タイトル かんがい水の養分実態とケイ酸質肥料の施用効果
担当機関 岩手県立農業試験場
研究課題名
研究期間 1979~1993
研究担当者
発行年度 1993
要約 かんがい水中の養分は石灰・ケイ酸が減少、加里・CODが増加傾向にある。また、水系別にみると窒素濃度の増加している水系があり、農業用水基準を超えている場所も多い。また、ケイ酸濃度の極端に少ない水系が認められた。一方、かんがい水のケイ酸濃度によっていもち病の発生程度が異なり、ケイ酸濃度の低い圃場ではケイ酸質肥料の基肥施用による発生軽減効果が大きい。
背景・ねらい かんがい水はダムの利用や用排水路の整備等によりその特徴が変化しつつある。

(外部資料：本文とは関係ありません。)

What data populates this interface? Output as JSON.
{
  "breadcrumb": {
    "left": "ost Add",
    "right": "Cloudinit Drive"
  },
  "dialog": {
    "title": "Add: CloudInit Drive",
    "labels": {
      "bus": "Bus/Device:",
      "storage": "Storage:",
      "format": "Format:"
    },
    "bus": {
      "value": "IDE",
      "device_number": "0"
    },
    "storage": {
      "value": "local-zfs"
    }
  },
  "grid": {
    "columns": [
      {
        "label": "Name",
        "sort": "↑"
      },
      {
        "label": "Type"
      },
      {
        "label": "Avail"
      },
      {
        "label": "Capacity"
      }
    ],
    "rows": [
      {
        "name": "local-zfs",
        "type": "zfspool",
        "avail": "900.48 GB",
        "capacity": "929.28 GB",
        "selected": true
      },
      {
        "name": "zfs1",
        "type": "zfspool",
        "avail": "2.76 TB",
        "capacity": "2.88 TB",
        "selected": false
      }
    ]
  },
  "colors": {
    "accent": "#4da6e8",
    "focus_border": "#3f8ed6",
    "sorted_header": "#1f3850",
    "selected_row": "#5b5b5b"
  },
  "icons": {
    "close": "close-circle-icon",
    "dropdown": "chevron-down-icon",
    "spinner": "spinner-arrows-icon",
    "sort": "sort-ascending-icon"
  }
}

このため、土壌環境基礎調査によるかんがい水の養分実態をまとめ、その年次変動
及び水系別の特徴を明らかにした。また、いもち病の発生軽減対策とケイ酸の関係に
ついて従来の土壌・施肥の他にかんがい水も含めて検討した。
成果の内容・特徴
  1. 全体的にみると石灰やケイ酸などの上流の地質に影響される養分が減少傾向にあり、
    加里やCODが増加傾向にあった。また、窒素やCODは農業用水基準を超える
    地点もあった。
  2. 水系別にみると北上川の揚水による水系の窒素濃度が高くなっており、4ヶ所の内3ヶ所
    で基準の1ppmを越えている。ケイ酸は半数以上の水系で極端に少なく、10年前に
    比較して激減している。
  3. いもち病の発生は土壌ケイ酸の他かんがい水中のケイ酸濃度によってその程度が
    異なり、かんがい水中のケイ酸濃度が15ppm以下では葉いもちが多くなる。
  4. かんがい水のケイ酸濃度が低い場合、ケイ酸質肥料の基肥施用がいもち病の発生を
    軽減する。したがって、かんがい水のケイ酸濃度と土壌診断とを併せてケイ酸質肥料の
    施用を判断する。
表1 かんがい水養分の年次変化
表2 主要水系の養分含有量
図1 場所別いもち病発生程度
図2 ケイ酸質肥料によるいもち病発生軽減効果
成果の活用面・留意点 土壌・水のケイ酸肥沃度によらずいもち病の農薬防除は適性に行う。